The resilience is a result of a shift towards a more digital world, changes in online shopping behaviours and an increase in manufacturing activity.
The industrial property sector was also steadied by the growing demand for prime serviced industrial land with access to large power grid capacity for data centres.
The manufacturing sector – usually negatively impacted on by recessionary pressures – has performed well during the pandemic. Global supply chain disruptions, owing to Covid-19, have accelerated the trend towards increased domestic manufacturing, enabling local manufacturers to increase their market share.
“Another positive consequence of the disruption caused by Covid-19 has been the potential for onshoring. This trend is already gaining traction in Europe, benefitting countries such as Poland,” explains Nell.
Onshoring involves bringing manufacturing closer to consumption. This will largely eliminate dependencies on third-party suppliers in far-flung countries, in addition to job creation in the local economy.
However, the tourism and hospitality industry has incurred significant losses, owing to Covid-19-related lockdowns and closed borders.
“Owing to the major disruptions imposed by the Covid-19 pandemic, Redefine Properties has, based on merit, responded by restructuring leases. This has been done by adjusting rentals in the short term in exchange for longer lease periods,” says Nell.
Prior to and during the pandemic, Redefine Properties has been investing in its industrial portfolio. The investment pertains to meeting changing preferences because of automation, consolidation and business rightsizing to maintain and improve operating margins.
While Redefine Properties’ industrial core portfolio net asset value has increased marginally in the short term, the company is handling an increasing number of enquiries for warehousing units amid post-Covid-19-lockdown market recovery.
Redefine Properties’ national footprint of warehousing and logistics properties is more than 920 000 m2.
The company has been adding to this number through new developments, housing clients such as online retailer OneDayOnly, retail company Massmart, vehicle spares and accessories supplier Sparepro and retail chain company Pepkor.
“We work closely with industry leaders in industrial engineering and logistics building design to ensure that we remain aware of new trends in materials handling technology that need to be accommodated now and in the future,” explains Nell.
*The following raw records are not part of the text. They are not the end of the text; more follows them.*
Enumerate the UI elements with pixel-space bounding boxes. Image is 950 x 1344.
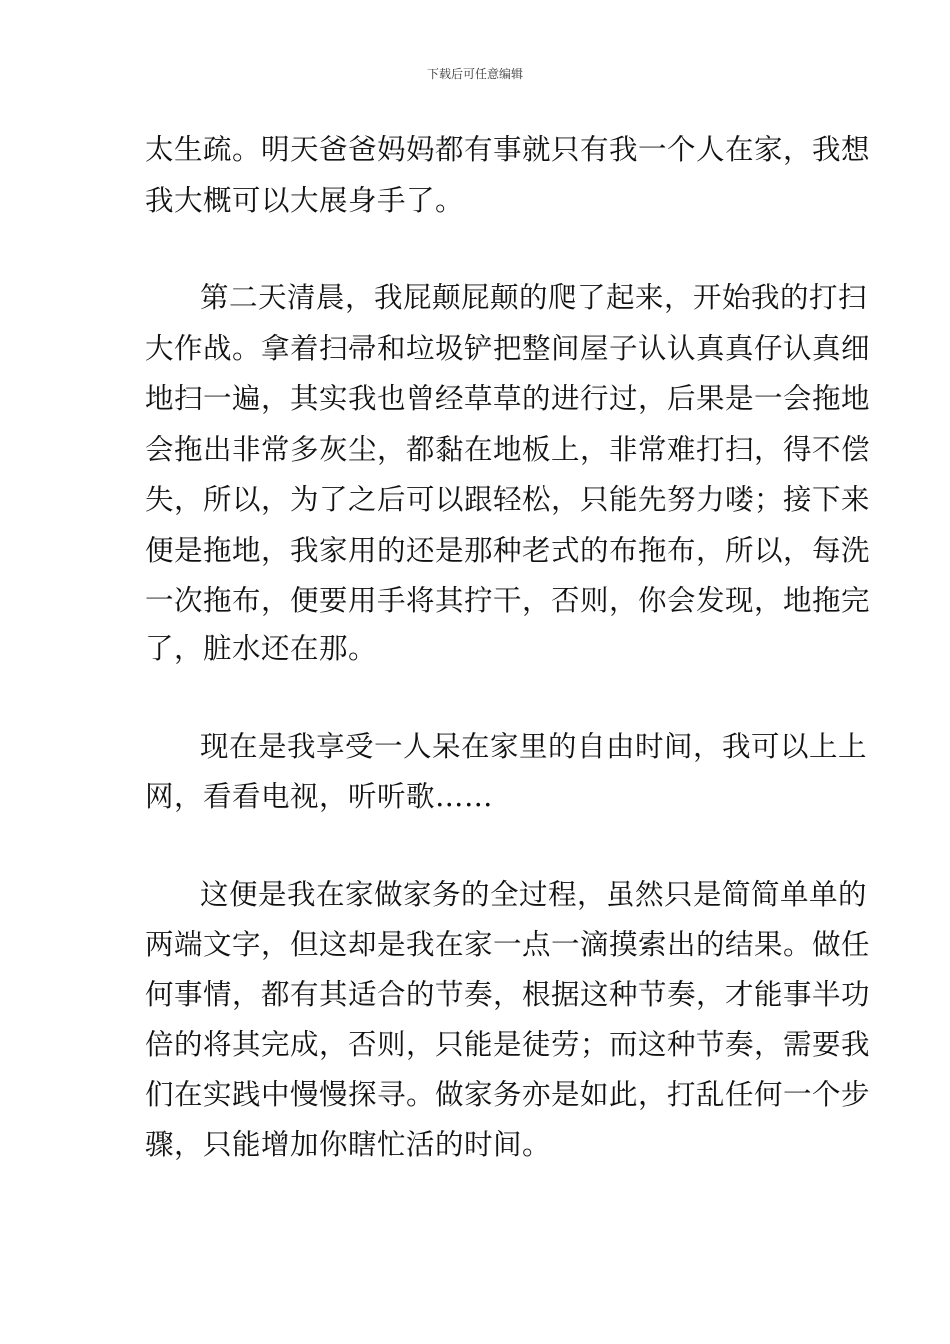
page-header: 下载后可任意编辑 [426,67,523,81]
paragraph-2-line-3: 地扫一遍，其实我也曾经草草的进行过，后果是一会拖地 [145,382,871,415]
paragraph-1-line-1: 太生疏。明天爸爸妈妈都有事就只有我一个人在家，我想 [145,133,871,166]
paragraph-4-line-5: 们在实践中慢慢探寻。做家务亦是如此，打乱任何一个步 [145,1078,871,1111]
paragraph-4-line-3: 何事情，都有其适合的节奏，根据这种节奏，才能事半功 [145,978,871,1011]
paragraph-3-line-2: 网，看看电视，听听歌…… [145,780,494,813]
paragraph-2-line-4: 会拖出非常多灰尘，都黏在地板上，非常难打扫，得不偿 [145,433,871,466]
paragraph-4-line-1: 这便是我在家做家务的全过程，虽然只是简简单单的 [200,878,868,911]
paragraph-2-line-8: 了，脏水还在那。 [145,632,378,665]
paragraph-1-line-2: 我大概可以大展身手了。 [145,184,465,217]
paragraph-2-line-2: 大作战。拿着扫帚和垃圾铲把整间屋子认认真真仔认真细 [145,332,871,365]
paragraph-2-line-7: 一次拖布，便要用手将其拧干，否则，你会发现，地拖完 [145,584,871,617]
paragraph-2-line-5: 失，所以，为了之后可以跟轻松，只能先努力喽；接下来 [145,483,871,516]
paragraph-4-line-4: 倍的将其完成，否则，只能是徒劳；而这种节奏，需要我 [145,1028,871,1061]
paragraph-2-line-1: 第二天清晨，我屁颠屁颠的爬了起来，开始我的打扫 [200,281,868,314]
paragraph-2-line-6: 便是拖地，我家用的还是那种老式的布拖布，所以，每洗 [145,534,871,567]
paragraph-4-line-2: 两端文字，但这却是我在家一点一滴摸索出的结果。做任 [145,928,871,961]
paragraph-4-line-6: 骤，只能增加你瞎忙活的时间。 [145,1128,552,1161]
paragraph-3-line-1: 现在是我享受一人呆在家里的自由时间，我可以上上 [200,730,868,763]
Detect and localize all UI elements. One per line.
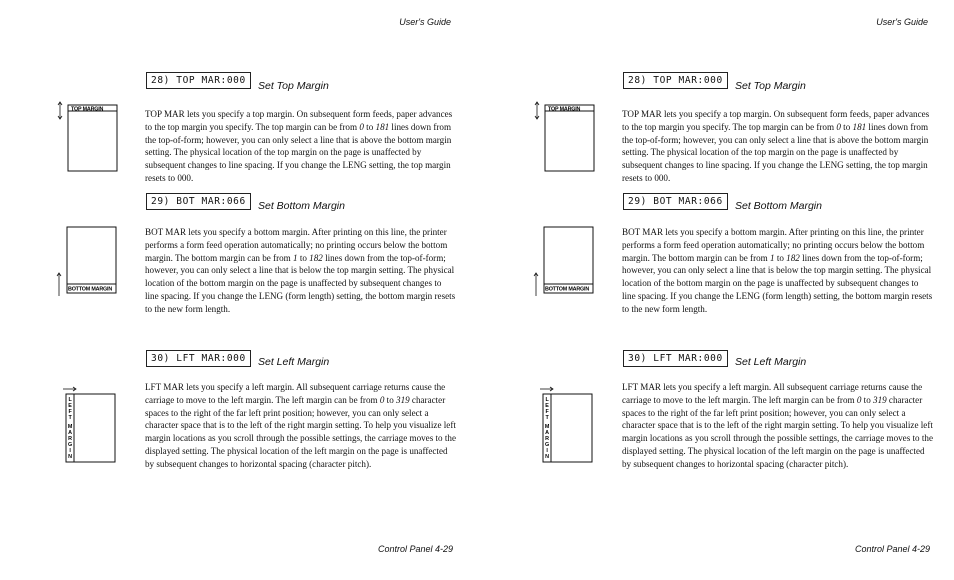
svg-text:G: G	[545, 442, 549, 448]
body-paragraph-left-margin: LFT MAR lets you specify a left margin. All subsequent carriage returns cause the carriage to move to the left margin. The left margin can be from 0 to 319 character spaces to the right of the far left print position; however, you can only select a character space that is to the left of the right margin setting. To help you visualize left margin locations as you scroll through the possible settings, the carriage moves to the displayed setting. The physical location of the left margin on the page is unaffected by subsequent changes to horizontal spacing (character pitch).	[145, 382, 456, 469]
page-right	[477, 0, 954, 580]
left-margin-diagram	[54, 386, 124, 468]
lcd-display-top-margin: 28) TOP MAR:000	[146, 72, 251, 89]
svg-text:L: L	[545, 397, 549, 403]
left-margin-figure	[531, 386, 601, 468]
svg-text:A: A	[68, 430, 72, 436]
svg-text:M: M	[544, 424, 550, 430]
svg-text:A: A	[545, 430, 549, 436]
body-paragraph-top-margin: TOP MAR lets you specify a top margin. On subsequent form feeds, paper advances to the top margin you specify. The top margin can be from 0 to 181 lines down from the top-of-form; however, you can only select a line that is above the bottom margin setting. The physical location of the top margin on the page is unaffected by subsequent changes to line spacing. If you change the LENG setting, the top margin resets to 000.	[622, 109, 930, 183]
svg-text:I: I	[546, 448, 548, 454]
figure-label: BOTTOM MARGIN	[545, 286, 590, 293]
bottom-margin-diagram	[54, 222, 124, 302]
lcd-display-left-margin: 30) LFT MAR:000	[146, 350, 251, 367]
running-header: User's Guide	[876, 17, 928, 27]
svg-text:E: E	[545, 403, 549, 409]
svg-text:M: M	[67, 424, 73, 430]
svg-text:T: T	[545, 415, 549, 421]
lcd-display-bottom-margin: 29) BOT MAR:066	[146, 193, 251, 210]
left-margin-diagram	[531, 386, 601, 468]
top-margin-diagram	[531, 98, 601, 178]
figure-label: BOTTOM MARGIN	[68, 286, 113, 293]
lcd-display-left-margin: 30) LFT MAR:000	[623, 350, 728, 367]
paper-sheet	[544, 227, 593, 293]
svg-text:N: N	[545, 454, 549, 460]
figure-label: TOP MARGIN	[71, 106, 104, 113]
section-title-top-margin: Set Top Margin	[735, 80, 806, 92]
bottom-margin-figure	[54, 222, 124, 302]
svg-text:R: R	[68, 436, 72, 442]
lcd-display-bottom-margin: 29) BOT MAR:066	[623, 193, 728, 210]
section-title-bottom-margin: Set Bottom Margin	[735, 200, 822, 212]
paper-sheet	[543, 394, 592, 462]
svg-text:F: F	[68, 409, 72, 415]
body-paragraph-left-margin: LFT MAR lets you specify a left margin. All subsequent carriage returns cause the carriage to move to the left margin. The left margin can be from 0 to 319 character spaces to the right of the far left print position; however, you can only select a character space that is to the left of the right margin setting. To help you visualize left margin locations as you scroll through the possible settings, the carriage moves to the displayed setting. The physical location of the left margin on the page is unaffected by subsequent changes to horizontal spacing (character pitch).	[622, 382, 933, 469]
svg-text:T: T	[68, 415, 72, 421]
svg-text:I: I	[69, 448, 71, 454]
left-margin-figure	[54, 386, 124, 468]
paper-sheet	[67, 227, 116, 293]
top-margin-figure	[54, 98, 124, 178]
running-footer: Control Panel 4-29	[377, 544, 453, 554]
svg-text:L: L	[68, 397, 72, 403]
lcd-display-top-margin: 28) TOP MAR:000	[623, 72, 728, 89]
top-margin-diagram	[54, 98, 124, 178]
svg-text:E: E	[68, 403, 72, 409]
figure-label: TOP MARGIN	[548, 106, 581, 113]
section-title-left-margin: Set Left Margin	[258, 356, 330, 368]
svg-text:F: F	[545, 409, 549, 415]
paper-sheet	[545, 105, 594, 171]
running-footer: Control Panel 4-29	[854, 544, 930, 554]
svg-text:G: G	[68, 442, 72, 448]
body-paragraph-bottom-margin: BOT MAR lets you specify a bottom margin. After printing on this line, the printer performs a form feed operation automatically; no printing occurs below the bottom margin. The bottom margin can be from 1 to 182 lines down from the top-of-form; however, you can only select a line that is below the top margin setting. The physical location of the bottom margin on the page is unaffected by subsequent changes to line spacing. If you change the LENG (form length) setting, the bottom margin resets to the new form length.	[622, 227, 933, 314]
paper-sheet	[66, 394, 115, 462]
running-header: User's Guide	[399, 17, 451, 27]
paper-sheet	[68, 105, 117, 171]
svg-text:N: N	[68, 454, 72, 460]
section-title-bottom-margin: Set Bottom Margin	[258, 200, 345, 212]
bottom-margin-diagram	[531, 222, 601, 302]
svg-text:R: R	[545, 436, 549, 442]
bottom-margin-figure	[531, 222, 601, 302]
body-paragraph-top-margin: TOP MAR lets you specify a top margin. On subsequent form feeds, paper advances to the top margin you specify. The top margin can be from 0 to 181 lines down from the top-of-form; however, you can only select a line that is above the bottom margin setting. The physical location of the top margin on the page is unaffected by subsequent changes to line spacing. If you change the LENG setting, the top margin resets to 000.	[145, 109, 453, 183]
top-margin-figure	[531, 98, 601, 178]
section-title-top-margin: Set Top Margin	[258, 80, 329, 92]
body-paragraph-bottom-margin: BOT MAR lets you specify a bottom margin. After printing on this line, the printer performs a form feed operation automatically; no printing occurs below the bottom margin. The bottom margin can be from 1 to 182 lines down from the top-of-form; however, you can only select a line that is below the top margin setting. The physical location of the bottom margin on the page is unaffected by subsequent changes to line spacing. If you change the LENG (form length) setting, the bottom margin resets to the new form length.	[145, 227, 456, 314]
section-title-left-margin: Set Left Margin	[735, 356, 807, 368]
Technological trends that need to be accommodated include better industrial floors, joint technology, higher eaves and more energy efficient light installations in line with improved sustainability.
Redefine Properties remains focused on delivering value to stakeholders through the day-to-day hands-on management of its product offering, consistent long-term returns through the adoption of new trends in building design innovations, such as solar solutions, and reducing its carbon footprint.
While the pandemic accelerated local manufacturing, the real estate demands of importing companies and distributors into Africa continue to drive the demand for efficient warehousing space.
In 2020, South Africa imported goods worth $69-billion, ranging from fuel, machinery and automotive vehicles to pharmaceuticals, plastics and food.
Demand for industrial space has also increased, notably from the Department of Trade, Industry and Competition-, and Industrial Development Corporation of South Africa-funded initiatives.
The initiatives in food, agriculture and heavy engineering for local and export markets will also drive the need for space and set up the industrial sector for more investment.
However, overcapitalising on these new trends could prove counterproductive, warns Nell.
Development costs are starting to increase, owing to recent tariff hikes in steel and cement prices, while a rise in secondary warehouse vacancies is creating unrealistic rental expectations.
“From a Redefine perspective, we remain focused on finding the right tenant for the right property in the right location, thereby adding mutual value and sustainability in the long term,” concludes Nell.